The 17-year-old babysitter/middle-schooler tango is expertly rendered by screenwriter Dan Fogelman, who has written one of the year's best screenplay and was paid handsomely by Warner Bros. for it, too (reportedly $2.5 million, a handsome figure for any screenplay but especially nice to hear given that the movie is aimed at the rarely respected smart adult demographic). As a result of WB's apparent confidence in not just "Crazy, Stupid, Love." but Fogelman's sharp, unique writing chops in general, he's quickly become one of the best paid scribes in the business, banking lofty seven-figure sums for every script he sells, from the $3 million WB plopped down for Fogelman's John Lennon-never-died comedy "Imagine" to the recent bidding war for his untitled disgraced-politician-returns-to-hometown-to-rediscover-himself pitch (which has Tom Cruise attached and ultimately went to WB for $1.5 million, script-unseen) to next spring's currently filming Seth Rogen/Barbara Streisand (!!!!!!) road trip romp "My Mother's Curse." Fogelman is obviously my career role model, except for all those kiddie pic scripts he wrote on his way to the top.
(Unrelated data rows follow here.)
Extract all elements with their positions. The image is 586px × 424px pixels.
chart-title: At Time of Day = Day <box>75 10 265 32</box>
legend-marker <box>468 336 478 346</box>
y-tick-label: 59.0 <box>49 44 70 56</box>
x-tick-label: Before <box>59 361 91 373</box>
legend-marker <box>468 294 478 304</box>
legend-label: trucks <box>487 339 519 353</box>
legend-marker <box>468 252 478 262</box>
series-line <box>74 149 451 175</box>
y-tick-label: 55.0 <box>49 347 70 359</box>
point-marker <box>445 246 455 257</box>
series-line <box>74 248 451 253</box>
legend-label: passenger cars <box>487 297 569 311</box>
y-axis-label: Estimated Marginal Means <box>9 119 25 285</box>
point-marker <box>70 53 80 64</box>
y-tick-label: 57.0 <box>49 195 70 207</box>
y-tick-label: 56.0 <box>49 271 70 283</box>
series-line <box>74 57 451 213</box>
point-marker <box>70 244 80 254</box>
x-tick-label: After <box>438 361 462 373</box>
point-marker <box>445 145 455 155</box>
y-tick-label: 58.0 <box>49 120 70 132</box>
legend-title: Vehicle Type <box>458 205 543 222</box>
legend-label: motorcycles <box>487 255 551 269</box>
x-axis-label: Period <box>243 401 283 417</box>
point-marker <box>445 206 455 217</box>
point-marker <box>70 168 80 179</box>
The actress who plays the poor babysitter (Analeigh Tipton) was on "America's Next Top Model" a few seasons cycles back and has thankfully switched gears on her blossoming career path because the girl can act, really damn well. Her character is dealing with unwanted advances from the 13-year-old boy she's supposed to be surrogate parenting while lusting after the boy's actual parent, a schoolgirl crush that blows up in her face in an unforgettable third-act sequence that will probably become an touchstone in modern film history as one of those iconic movie moments the Zeitgeist never lets pop culture forget, like Meg Ryan faking an orgasm in a deli. This particular scene, which turns out not to be the film's climax at all despite its cavalcade of comic conflicts suddenly colliding at the most inopportune moment, precedes the sweeter, softer actual big finish and singularly exemplifies the exceptional craftsmanship and skillful comic sensibilities of both screenwriter Fogelman and the movie's pair of directors, Glenn Ficarra & John Requa. These two are the guys responsible for bringing "Bad Santa" (brilliant, though it takes multiple viewings to recognize the movie's sharpest edges) and "I Love You, Phillip Morris" to bear, the latter of which faced a particularly difficult road to theaters between its Sundance 2009 premiere and the quiet art house-only release it got last December. Both "Santa" and "Phillip Morris" are distinctively "edgy," by which I mean they were both sold using that adjective in concurrence with glimpses of justifications for their hard-R ratings and are remembered primarily by audiences as shockingly dark comedies.


So it comes as a great surprise that "Crazy, Stupid, Love." is neither shockingly dark nor remotely edgy, unless you consider a strangely punctuated, bracingly on-the-nose title the definition of edge. This movie is refreshingly straightforward yet uniquely complicated, an old-fashioned comedy for smart adults whose definition of "adult" is not synonymous with pie humping, explosive diarrhea or the repercussions of a bachelor party blackout. The script is expertly plotted and the characters come across as real people whose real behavior is really, really relatable, even when it's over-the-top and embarrassing. We've all been in love, and we've all been crazy and stupid because of its infuriating influence. I want to hate on this title with every ounce of my being, except those few ounces that have yet to become jaded and cynical and differentiate accuracy from pretense.


In any case, "Crazy, Stupid, Love." is as good as commercial comedies get, even with those commas and that period. It's a perfectly suitable title because that's exactly what the movie is all about and don't pretend for a second that you can't totally relate to being engulfed by that very thing. "Crazy" great, this is a perfect summer movie that with any justice will become a big fat hit when it opens this Friday, July 29. Don't be crazy; don't be stupid. GO SEE IT!!!